Quantum Knots that Never Come Untied

TL;DR

This paper demonstrates the first stable vortex knots in Bose-Einstein condensates, showing they can remain unknotted due to topological stability, with implications for quantum physics and other fields.

Contribution

It introduces a method to create hydrodynamically stable vortex knots in quantum fluids where reconnections are prevented, a novel achievement in the field.

Findings

First experimental realization of stable vortex knots in Bose-Einstein condensates

Stable vortex structures confirmed through dynamic simulations

Potential applications in quantum computation and DNA dynamics

Abstract

Lord Kelvin proposed that atoms form hydrodynamic vortex knots. However, they typically untie through reconnections, i. e., local cut-and-slice events, unlike stable vortex unknots such as smoke rings.

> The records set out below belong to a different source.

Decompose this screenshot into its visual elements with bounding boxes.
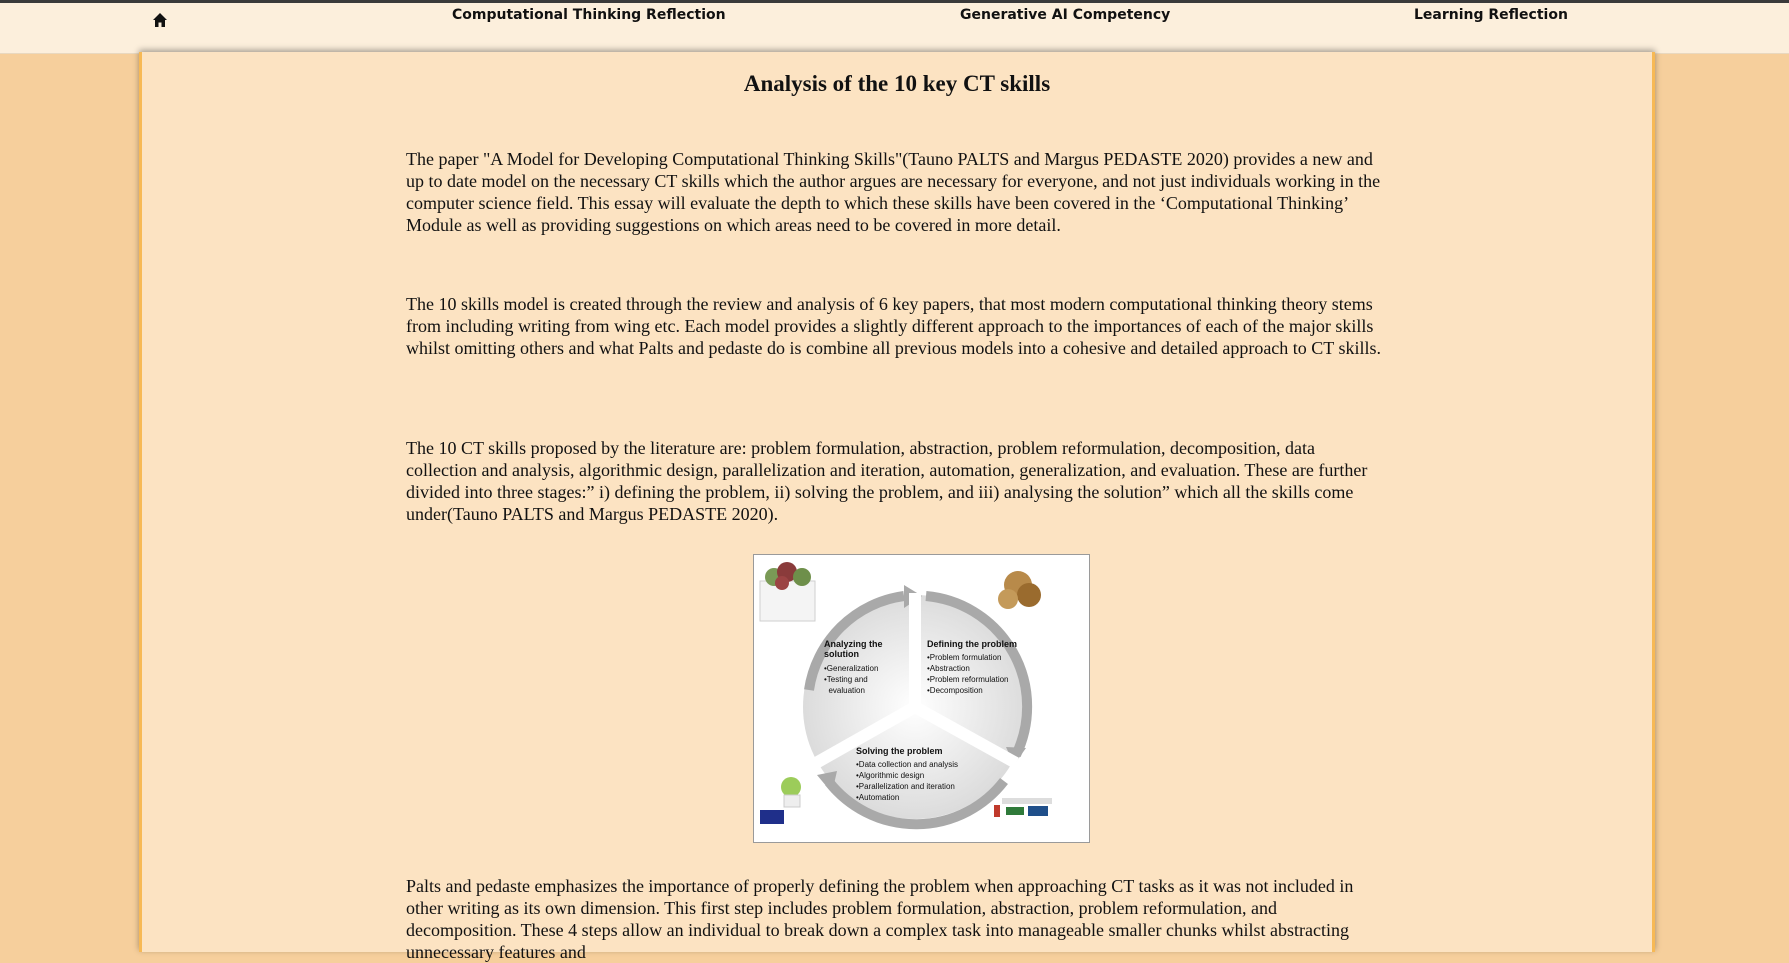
svg-text:•Algorithmic design: •Algorithmic design — [856, 771, 924, 780]
home-icon[interactable] — [150, 10, 170, 30]
paragraph-skills: The 10 CT skills proposed by the literat… — [406, 438, 1368, 524]
svg-text:•Automation: •Automation — [856, 793, 899, 802]
ct-skills-cycle-figure: Analyzing the solution •Generalization •… — [753, 554, 1090, 843]
main-content: Analysis of the 10 key CT skills The pap… — [139, 52, 1655, 962]
plant-illustration-top-left — [759, 562, 816, 622]
svg-text:•Data collection and analysis: •Data collection and analysis — [856, 760, 958, 769]
svg-text:•Problem formulation: •Problem formulation — [927, 653, 1001, 662]
svg-text:•Problem reformulation: •Problem reformulation — [927, 675, 1009, 684]
svg-text:•Testing and: •Testing and — [824, 675, 868, 684]
svg-text:•Parallelization and iteration: •Parallelization and iteration — [856, 782, 955, 791]
svg-text:•Abstraction: •Abstraction — [927, 664, 970, 673]
paragraph-model: The 10 skills model is created through t… — [406, 294, 1381, 358]
page-title: Analysis of the 10 key CT skills — [743, 71, 1051, 96]
electronics-illustration-bottom-right — [994, 798, 1052, 817]
svg-text:Solving the problem: Solving the problem — [856, 746, 943, 756]
svg-text:Analyzing the: Analyzing the — [824, 639, 883, 649]
svg-text:•Generalization: •Generalization — [824, 664, 878, 673]
nav-link-learning-reflection[interactable]: Learning Reflection — [1414, 7, 1568, 23]
svg-text:Defining the problem: Defining the problem — [927, 639, 1017, 649]
svg-text:solution: solution — [824, 649, 859, 659]
paragraph-defining-problem: Palts and pedaste emphasizes the importa… — [406, 876, 1354, 962]
svg-text:evaluation: evaluation — [824, 686, 865, 695]
svg-text:•Decomposition: •Decomposition — [927, 686, 983, 695]
navigation-bar: Computational Thinking Reflection Genera… — [0, 3, 1789, 54]
paragraph-intro: The paper "A Model for Developing Comput… — [406, 149, 1381, 235]
nav-link-generative-ai-competency[interactable]: Generative AI Competency — [960, 7, 1170, 23]
nav-link-computational-thinking-reflection[interactable]: Computational Thinking Reflection — [452, 7, 726, 23]
sensor-illustration-bottom-left — [760, 777, 801, 824]
plant-illustration-top-right — [998, 571, 1041, 609]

The same holds in superfluids--quantum fluids with zero viscosity--where vortices have quantized circulation, making them topologically stable. For over 150 years, hydrodynamically stable vortex knots have been sought both experimentally and theoretically. Here, we present the first demonstration of hydrodynamically stable vortex knots and links in experimentally realizable Bose-Einstein condensates of ultracold atomic gases and confirm it through dynamic simulations. Our method creates stable knotted vortex structures in systems where reconnections are prohibited, with potential relevance to neutron star interiors. Additionally, we anticipate our mathematical framework could have applications in quantum computation, quantum turbulence, and DNA dynamics, particularly where reconnections are restricted.